Öğrendiğimiz kişisel gelişim yöntemleri bizi özgürleştirmeli, hayatımızda olumlu değişimler yaratmalıdır. Başka bir deyişle, bize özgürleşmenin yolunu tarif etmeli ve biz de bu yolu izleyerek özgürlüğü deneyimlemeliyiz. Bu noktada, geçmişte gerçekten özgürleşmiş, huzur ve mutluluğa ulaşmış insanların hayatlarına bakabiliriz. Buddha, Mevlana, Yunus Emre… Hepsi yolu öğrendiler, tek başlarına yürüdüler ve nihayetinde aydınlanmaya ulaştılar. Üstelik ulaştıkları bu noktada birçok insana da ilham verdiler.
Bu anlamda, meditasyonun insanı özgürleştireceğine inananlardanım. Meditasyon, günümüzde oldukça popüler bir uygulama haline geldi. Ancak gerçek anlamda derinleşmeden sadece yüzeysel olarak yapılırsa, gerçek faydaları tam olarak hissedilemez. Meditasyon, bizi öz benliğimize bağlar, içsel bir yolculuktur.
Peki, gerçeği nerede arıyoruz? Dağlara mı tırmanmalıyız? Gerçek aslında kendi içimizde. Ama bunu keşfetmek için zaman ayırmamız gerekir. İçimize döndüğümüzde ve gerçeği bulduğumuzda, hayatımızda denge ve uyumu daha fazla hissederiz.
Meditasyonun birçok farklı tekniği var. Ancak önemli olan, sizi en çok özgürleştiren yöntemi seçmektir. Eğer yıllardır meditasyon yapıyor ama bir değişim hissetmiyorsanız, belki de kullandığınız tekniği değiştirme zamanı gelmiştir. Belki de meditasyona başlamadan önce zihninizi anlamanız gerekiyordur. Zihnin nasıl çalıştığını bilmeden meditasyon yapabilir misiniz?
Örneğin, dikkatinizin nasıl dağıldığını gözlemlediniz mi? Aşağıdaki konularla ilgili bilginiz var mı?
· Gross dikkat dağılması: Açık ve belirgin dikkat dağınıklıkları.
· Subtle dikkat dağılması: Daha ince, fark edilmesi zor dikkat kaymaları.

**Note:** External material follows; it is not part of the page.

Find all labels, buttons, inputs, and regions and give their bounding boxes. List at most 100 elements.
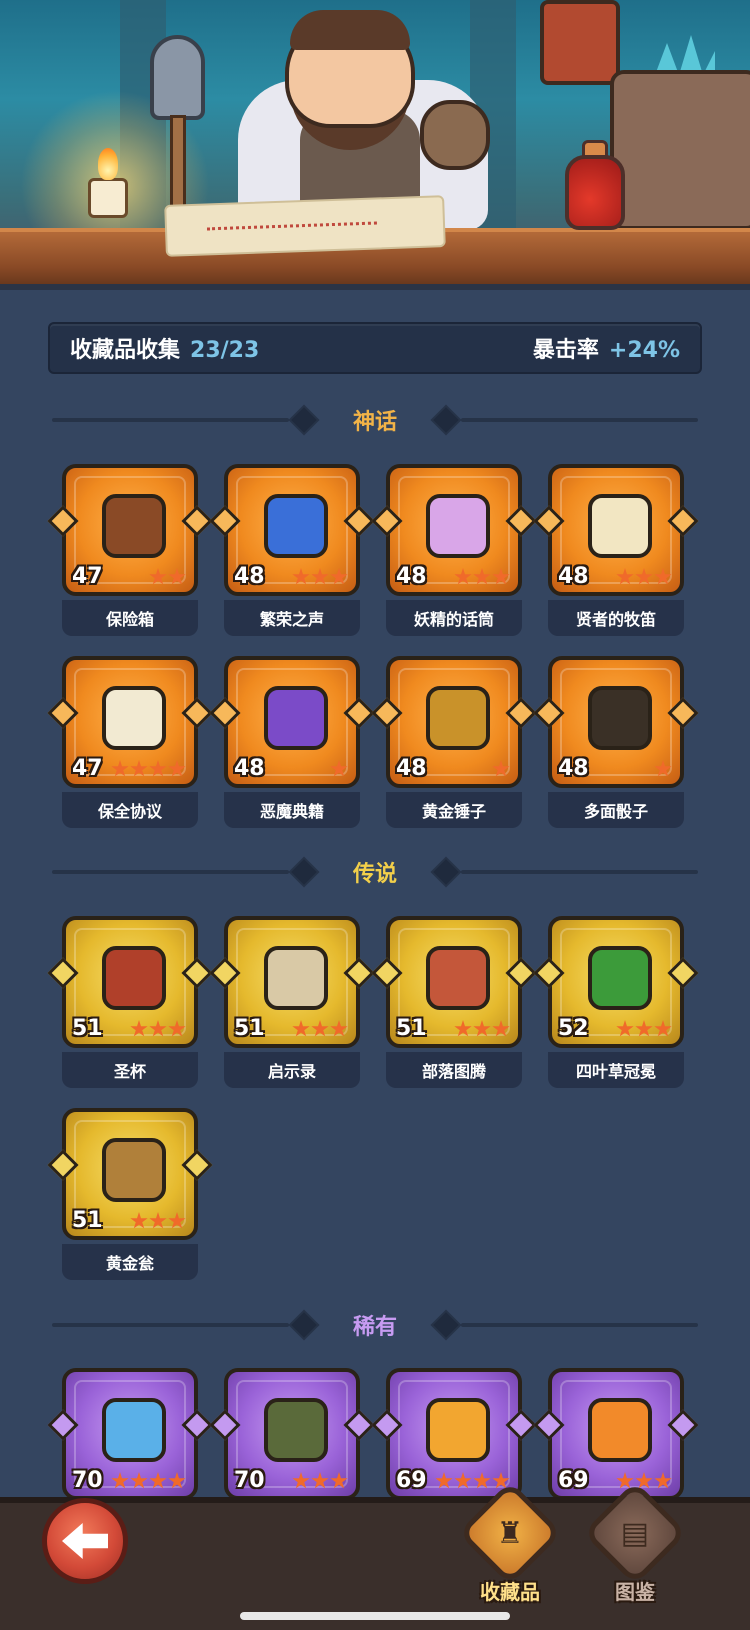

· Meditasyonun kaç seviyesi vardır?
· Zihni eğitmek ne anlama gelir?
Biraz da zihni bilmenin öneminden bahsetmek istiyorum. Spor yaparken nasıl ki her kas grubunu ayrı çalıştırıyorsak, zihnimizi de aynı şekilde çalıştırmalıyız. Zihin nedir ve ne değildir? Bunları araştırmalıyız.
Mutluluk ve Neşe, zihnin Ürünüdür. Neşe ve huzur, insandan insana değişir. Aynı nesneye sahip olup mutlu olan da var, mutsuz olan da. Bu bize şunu gösterir;
Kendi mutluluğumuzu kendimiz yaratabiliriz. Mutluluk dışarıdaki nesnelere bağlı değil, zihnin içsel durumu ile ilgilidir. Eğer şu an mutlu değilseniz, zihninizi değiştirerek mutluluğu bulabilirsiniz. İşte bu yüzden zihni eğitmek büyük önem taşıyor.

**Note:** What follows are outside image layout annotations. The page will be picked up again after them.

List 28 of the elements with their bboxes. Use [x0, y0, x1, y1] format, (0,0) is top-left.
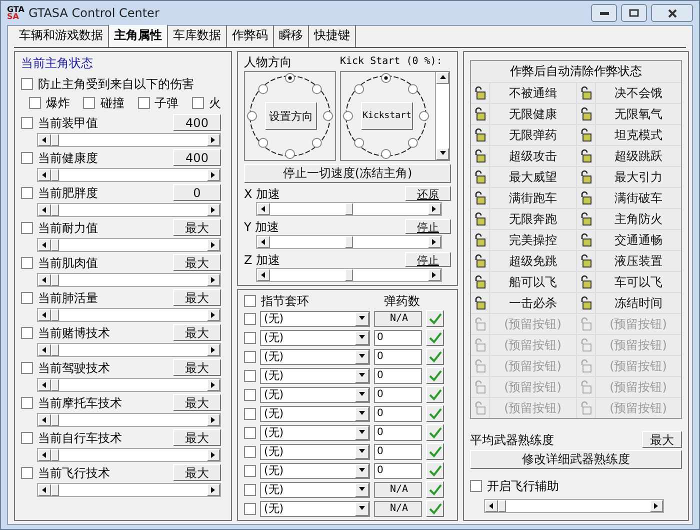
app-logo: GTA SA	[7, 6, 24, 20]
axis-label: Y 加速	[244, 220, 280, 234]
stat-label: 当前自行车技术	[38, 430, 122, 444]
stat-label: 当前健康度	[38, 150, 98, 164]
checkbox-label: 防止主角受到来自以下的伤害	[38, 77, 194, 91]
stat-label: 当前肥胖度	[38, 186, 98, 200]
stat-label: 当前飞行技术	[38, 466, 110, 480]
dial-label: 人物方向	[244, 55, 293, 69]
stat-label: 当前赌博技术	[38, 326, 110, 340]
checkbox-label: 火	[208, 96, 221, 110]
stat-label: 当前耐力值	[38, 220, 98, 234]
checkbox-label: 开启飞行辅助	[487, 479, 559, 493]
proficiency-label: 平均武器熟练度	[470, 432, 554, 446]
checkbox-label: 爆炸	[46, 96, 70, 110]
window-title: GTASA Control Center	[28, 6, 160, 20]
axis-label: X 加速	[244, 186, 280, 200]
checkbox-label: 子弹	[154, 96, 179, 110]
column-header: 弹药数	[384, 294, 420, 308]
stat-label: 当前肌肉值	[38, 256, 98, 270]
stat-label: 当前装甲值	[38, 116, 98, 130]
stat-label: 当前驾驶技术	[38, 360, 110, 374]
stat-label: 当前肺活量	[38, 290, 98, 304]
checkbox-label: 指节套环	[261, 294, 310, 308]
dial-label: Kick Start (0 %):	[340, 55, 444, 69]
section-title: 当前主角状态	[21, 55, 94, 72]
checkbox-label: 碰撞	[100, 96, 124, 110]
axis-label: Z 加速	[244, 252, 280, 266]
stat-label: 当前摩托车技术	[38, 396, 122, 410]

Thích Nhất Hạnh’ın çok güzel bir tanımı vardır: “Meditasyon, gerçekliğin doğasını derinlemesine görme pratiğidir.” Bu cümlenin dokunaklı anlamı bir yana, burada kilit kelime pratiktir. Bilgiyi almak yetmez, onu uygulamak gerekir. Ancak o zaman gerçekten özgürleşmeye başlarız.
Sonuç olarak, gerçek dönüşüm, dışsal tekniklerden çok, içsel disiplin ve devamlılık ile mümkündür. Kendinizi sürekli yeni yöntemlerin peşinde koşarken buluyorsanız, durup gerçekten derinleşmeyi seçebilirsiniz. Çünkü özgürleşme, öğrenmekten çok, öğrendiklerinizi hayatınıza katmakla gerçekleşir.